Usefulness of the Killip classification for early risk stratification of patients with acute myocardial infarction in the 1990s compared with those treated in the 1980s. Israeli Thrombolytic Survey Group and the Secondary Prevention Reinfarction Israeli Nifedipine Trial (SPRINT) Study Group.

作者信息

Rott D, Behar S, Gottlieb S, Boyko V, Hod H

机构信息

Neufeld Cardiac Research Institute and Sheba Medical Center, Tel-Hashomer, Israel.

出版信息

Am J Cardiol. 1997 Oct 1;80(7):859-64. doi: 10.1016/s0002-9149(97)00536-5.

Abstract

The classification introduced in 1967 by Killip et al has proved to be a useful method for early risk stratification of patients with acute myocardial infarction (AMI). Over the past 3 decades the overall mortality due to AMI has decreased significantly. The present study evaluates the usefulness of the Killip classification as a method for early risk stratification of patients with AMI in the 1990s. One thousand eight hundred seventy-three consecutive AMI patients were hospitalized in 25 coronary care units operating in Israel, and were followed for 1 year. Higher Killip class was found to be associated with increased in-hospital and 1-year mortality, in thrombolysis- and nonthrombolysis-treated patients (30-day mortality for all patients was 5%, 21%, 35%, and 67% in Killip classes I to IV, respectively). The overall mortality among AMI patients in the 1990s was found to be lower for each Killip class compared with a comparable patient population with AMI, hospitalized in Israel in the 1980s.
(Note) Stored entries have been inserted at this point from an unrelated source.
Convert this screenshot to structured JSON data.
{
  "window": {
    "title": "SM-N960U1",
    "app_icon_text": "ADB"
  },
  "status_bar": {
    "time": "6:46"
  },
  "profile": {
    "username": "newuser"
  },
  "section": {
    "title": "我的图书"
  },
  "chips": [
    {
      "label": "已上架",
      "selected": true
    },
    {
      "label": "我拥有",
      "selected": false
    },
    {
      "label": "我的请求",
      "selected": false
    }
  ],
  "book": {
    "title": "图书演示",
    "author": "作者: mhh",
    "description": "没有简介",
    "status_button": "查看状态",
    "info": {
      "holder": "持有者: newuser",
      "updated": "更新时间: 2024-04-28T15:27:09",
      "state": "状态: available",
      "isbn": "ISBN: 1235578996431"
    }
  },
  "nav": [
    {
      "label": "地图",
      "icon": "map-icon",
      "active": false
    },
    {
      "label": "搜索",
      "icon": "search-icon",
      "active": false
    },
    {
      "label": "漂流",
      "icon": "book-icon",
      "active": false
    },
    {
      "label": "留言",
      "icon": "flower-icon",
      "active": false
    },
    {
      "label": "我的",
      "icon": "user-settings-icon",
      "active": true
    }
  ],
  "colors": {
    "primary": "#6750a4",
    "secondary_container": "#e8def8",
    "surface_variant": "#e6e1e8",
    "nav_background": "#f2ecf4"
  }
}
Thus, the Killip classification is a useful method for early risk stratification of AMI patients in the 1990s.

摘要

1967年由基利普等人提出的分类方法,已被证明是对急性心肌梗死(AMI)患者进行早期风险分层的一种有用方法。在过去30年中,AMI导致的总体死亡率显著下降。本研究评估了基利普分类法作为20世纪90年代AMI患者早期风险分层方法的有效性。1873例连续的AMI患者在以色列运营的25个冠心病监护病房住院,并随访1年。结果发现,在接受溶栓治疗和未接受溶栓治疗的患者中,较高的基利普分级与住院期间及1年死亡率增加相关(所有患者在基利普I至IV级中的30天死亡率分别为5%、21%、35%和67%)。与20世纪80年代在以色列住院的具有可比性的AMI患者群体相比,20世纪90年代AMI患者中每个基利普分级的总体死亡率都较低。因此,基利普分类法是20世纪90年代AMI患者早期风险分层的一种有用方法。